Berdasarkan Data Kantor Desa Retok tahun 2003, di desa ini hidup 617 Keluarga, dengan 2.995 jiwa. Warga terdiri dari etnis Madura (65%), Dayak (35%) dan lain-lain (5%). Terdapat 656 bangunan fisik yang terdiri dari perumahan warga, gedung sekolah dasar (4 buah), gedung SLTP (swasta, 1 buah), Madrasah Ibtidaiyah (5 buah), gereja Katolik (2 buah), mesjid 6 buah, Toa Pekong (1 buah), dan Puskesmas (1 buah). Juga ada dua lokasi pemakaman umum, muslim dan kristen. Desa Retok terdiri dari 4 dusun: (1) Dusun Retok Kuala terdiri dari Kampung-kampung Ampaning Seberang, Pinang Merah, Parit Pak Sutari, Kubu Padi Seberang, (2) Dusun Babante yang terdiri dari Kampung Pinang Merah Ujung, dan Kampung Babante, (3) Dusun Acin yang terdiri dari Kampung Acin, Sosor, Parit Tembawang, Parit Objek, Parit Pak Sela dan Takah serta (4) Dusun Memperigang, yang terdiri dari Kampung Karang Anyar, Bungaris, Parit H. Hasan, Parit Sampang, Memperigang dan Kampung Penepat. Pada tahun 1999 Desa Retok bersama-sama dengan Desa Kuala Mandor B, Desa Kuala Mandor A, Desa Sungai Enau dan Desa Kubu Padi membentuk Kecamatan baru, Kecamatan Kuala Mandor B. Kecamatan ini merupakan pemekaran dari Kecamatan Sungai Ambawang.

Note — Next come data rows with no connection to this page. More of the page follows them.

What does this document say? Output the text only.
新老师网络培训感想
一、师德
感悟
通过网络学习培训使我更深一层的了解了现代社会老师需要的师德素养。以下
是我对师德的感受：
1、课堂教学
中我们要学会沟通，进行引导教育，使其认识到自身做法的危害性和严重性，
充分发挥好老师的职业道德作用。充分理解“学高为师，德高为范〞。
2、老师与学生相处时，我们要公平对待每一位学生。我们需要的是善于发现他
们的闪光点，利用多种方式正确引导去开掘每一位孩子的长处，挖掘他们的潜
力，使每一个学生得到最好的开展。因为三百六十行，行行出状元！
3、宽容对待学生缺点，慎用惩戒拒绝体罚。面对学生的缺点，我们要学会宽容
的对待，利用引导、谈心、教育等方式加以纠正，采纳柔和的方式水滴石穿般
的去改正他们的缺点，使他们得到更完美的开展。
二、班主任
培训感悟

Bersama 4 Desa lainnya, Desa Retok termasuk dalam wilayah adat Binua Jalur Utara, yang dikepalai oleh seorang Timanggong. Timanggong ini adalah kepala adat tertinggi dalam wilayah yang bernama Binua. Binua Jalur Utara berpusat di kampung Babante yang di bentuk tahun 1997.

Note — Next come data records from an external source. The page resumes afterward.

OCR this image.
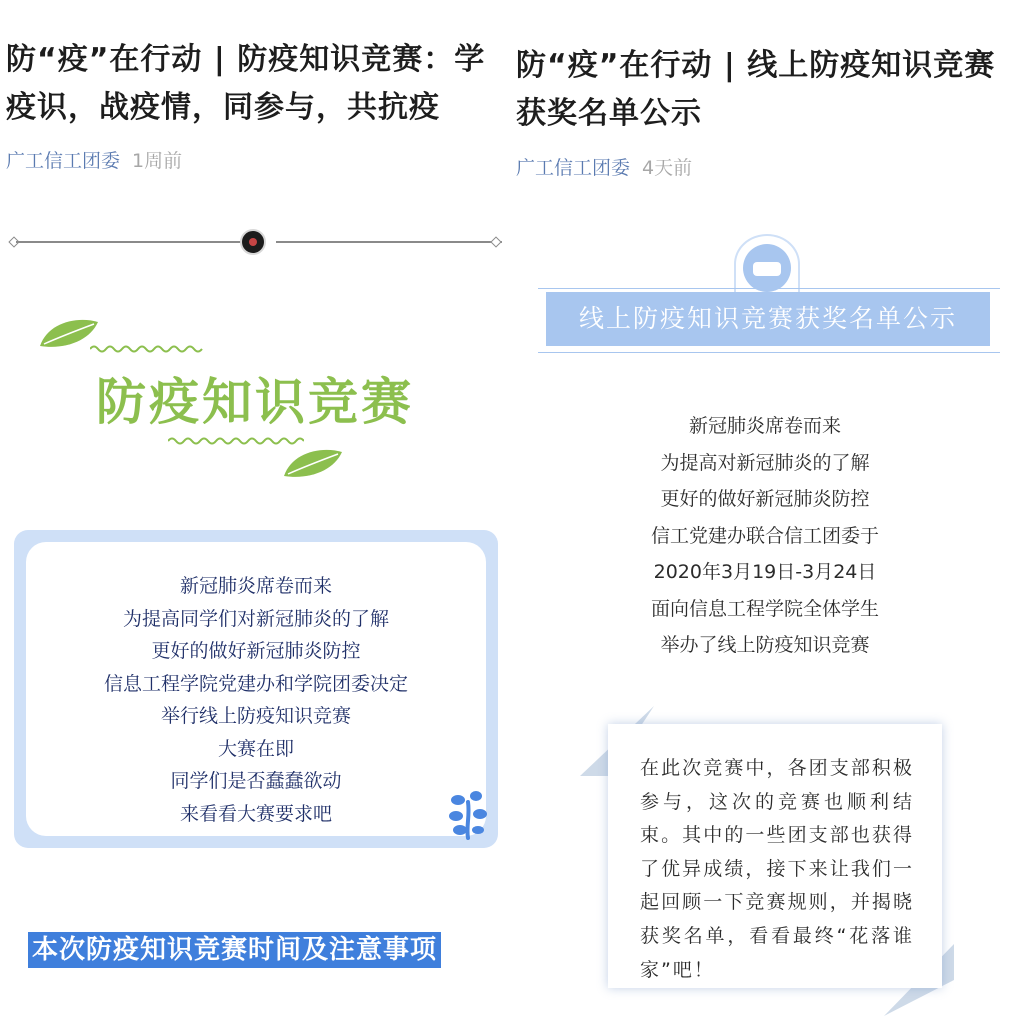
防“疫”在行动 | 防疫知识竞赛：学疫识，战疫情，同参与，共抗疫
广工信工团委 1周前
防疫知识竞赛
新冠肺炎席卷而来
为提高同学们对新冠肺炎的了解
更好的做好新冠肺炎防控
信息工程学院党建办和学院团委决定
举行线上防疫知识竞赛
大赛在即
同学们是否蠢蠢欲动
来看看大赛要求吧
本次防疫知识竞赛时间及注意事项
防“疫”在行动 | 线上防疫知识竞赛获奖名单公示
广工信工团委 4天前
线上防疫知识竞赛获奖名单公示
新冠肺炎席卷而来
为提高对新冠肺炎的了解
更好的做好新冠肺炎防控
信工党建办联合信工团委于
2020年3月19日-3月24日
面向信息工程学院全体学生
举办了线上防疫知识竞赛
在此次竞赛中，各团支部积极参与，这次的竞赛也顺利结束。其中的一些团支部也获得了优异成绩，接下来让我们一起回顾一下竞赛规则，并揭晓获奖名单，看看最终“花落谁家”吧！
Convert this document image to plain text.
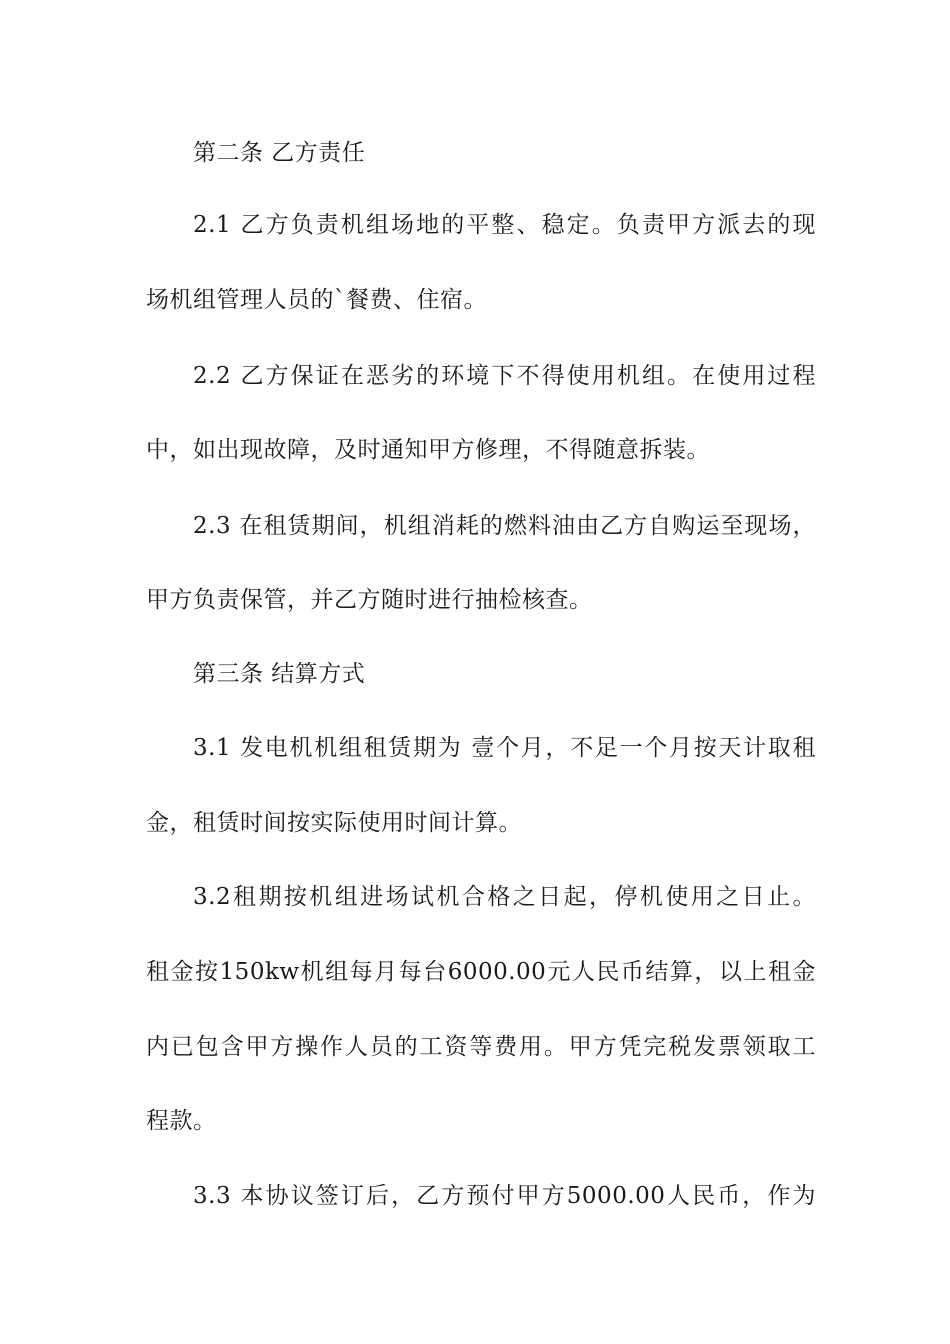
第二条 乙方责任
2.1 乙方负责机组场地的平整、稳定。负责甲方派去的现
场机组管理人员的`餐费、住宿。
2.2 乙方保证在恶劣的环境下不得使用机组。在使用过程
中，如出现故障，及时通知甲方修理，不得随意拆装。
2.3 在租赁期间，机组消耗的燃料油由乙方自购运至现场，
甲方负责保管，并乙方随时进行抽检核查。
第三条 结算方式
3.1 发电机机组租赁期为 壹个月，不足一个月按天计取租
金，租赁时间按实际使用时间计算。
3.2租期按机组进场试机合格之日起，停机使用之日止。
租金按150kw机组每月每台6000.00元人民币结算，以上租金
内已包含甲方操作人员的工资等费用。甲方凭完税发票领取工
程款。
3.3 本协议签订后，乙方预付甲方5000.00人民币，作为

Sebagian besar warga Retok bermata pencaharian sebagai pamotong (penyadap karet). Setiap paginya, produksi karet petani rata-rata 4 - 5 kilogram lateks/keluarga. Hasil dari karet biasanya langsung dapat digunakan untuk memenuhi kebutuhan sembilan bahan pokok (sembako). Selain karet, warga juga menanam padi, jagung, nanas, keladi air, ubi kayu, ubi jalar, nangka, rambutan, jahe, dan lain sebagainya. Umumnya mereka bercocok tanam di kawasan-kawasan yang datarannya agak tinggi. Yang unik, seperti ada pembagian peran antar suku dalam bertani ini. Orang Madura biasanya membudidayakan tanaman jahe, nanas, ubi kayu, keladi air. Sedangkan orang Dayak umumnya hanya menanam padi. Sungguhpun demikian, ada juga warga yang bekerja sebagai penebang kayu dihutan-hutan mangrove. Untuk menampung kayu, beberapa pengusaha membuka sawmill. Ada 3 buah saw-mill mini di sepanjang aliran sungai Retok yang mengolah kayu hasil tebangan warga ini.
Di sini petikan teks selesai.